Whitsunday Island, een paradijs op aarde, we gaan er vandaag per zeilboot naartoe. De boot van tourorganisatie SV Whithaven vertrekt om 8.30 uur vanuit de haven van Airly Beach, ik ontbijt nog in mijn hostel en raak aan de praat met de Italiaanse receptioniste. Op het laatste moment moet ik nog haasten, maar we komen op tijd aan in de haven, waar vanuit we vertrekken. De gids en onze kapitein stellen zich voor en bespreken kort het programma voor de aankomende twee (zeil)dagen. Het is uiteindelijk 8.45 uur als we met de groep de haven uit varen, daar gaan we dan, hijs de zeilen!
De tocht naar het eiland een paar uur verderop blijkt iets minder paradijselijk, het waait enorm en de boot gaat flink tekeer. De golven zijn dusdanig hoog dat we horen dat de dagtrip boten terug worden geroepen naar de haven, dit blijkt in twintig jaar tijd niet te zijn gebeurd. Gelukkig mogen wij verder, ik moet en zal één van de mooiste plekken ter wereld gaan zien. Tussen de schommelingen door worden we getrakteerd op zoutwater douches. Volgens de kapitein niet koud, maar ‘verfrissend’.

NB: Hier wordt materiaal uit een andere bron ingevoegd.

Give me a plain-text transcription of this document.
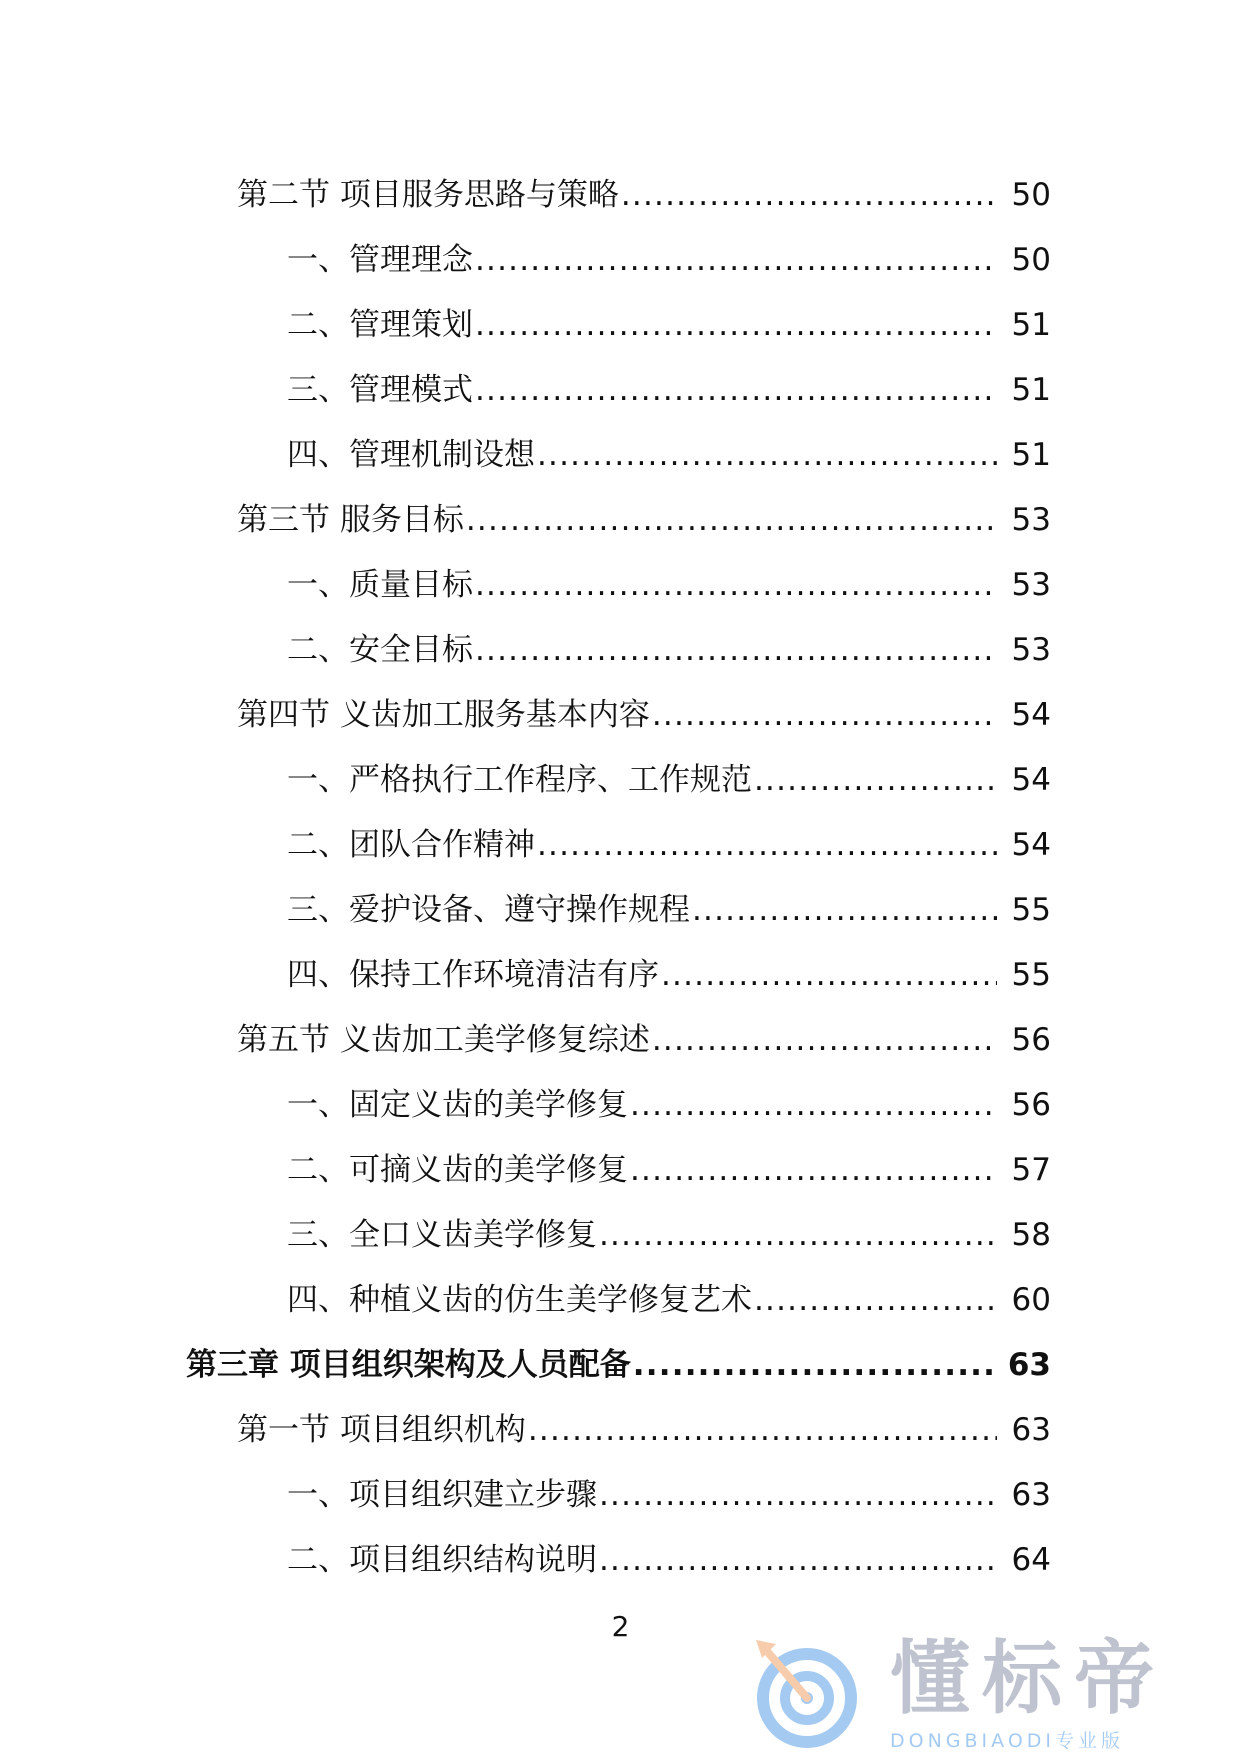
第二节 项目服务思路与策略 .....	50
一、管理理念 .....	50
二、管理策划 .....	51
三、管理模式 .....	51
四、管理机制设想 .....	51
第三节 服务目标 .....	53
一、质量目标 .....	53
二、安全目标 .....	53
第四节 义齿加工服务基本内容 .....	54
一、严格执行工作程序、工作规范 .....	54
二、团队合作精神 .....	54
三、爱护设备、遵守操作规程 .....	55
四、保持工作环境清洁有序 .....	55
第五节 义齿加工美学修复综述 .....	56
一、固定义齿的美学修复 .....	56
二、可摘义齿的美学修复 .....	57
三、全口义齿美学修复 .....	58
四、种植义齿的仿生美学修复艺术 .....	60
第三章 项目组织架构及人员配备 .....	63
第一节 项目组织机构 .....	63
一、项目组织建立步骤 .....	63
二、项目组织结构说明 .....	64
2
懂标帝
DONGBIAODI专业版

Eenmaal bij het eiland aangekomen is de zee een stuk rustiger en kunnen we als groep elkaar wat leren kennen. Met veertien jongeren zitten we op de boot, waarvan, inclusief mezelf, drie Nederlanders. We krijgen een korte rondleiding en wat informatie hoe met faciliteiten op de boot om te gaan, zoals hoe de trap af te gaan en wanneer gebruik te maken van de twee douches.
Ondanks de wind die de dag erg koud maakt, gaat iedereen van de groep mee kajakken. Vervolgens springen we in het water om te gaan snorkelen, wat is het toch heerlijk rustig en prachtig onderwater. Ik zie geel koraal, paars en wit, tientallen verschillende kleine visjes en grotere vissen met de meest mooie kleurencombinaties. Het water is verrassend genoeg vrij warm, dus blijven we als groep een flinke tijd van deze onderwaterwereld genieten.
Onze gids, een jonge Australiër met humor, heeft flink zijn best gedaan in de ‘keuken’ van de boot, op open water eten we gezamenlijk onze maaltijd. Ik kies ondertussen mijn bed uit en dek het op.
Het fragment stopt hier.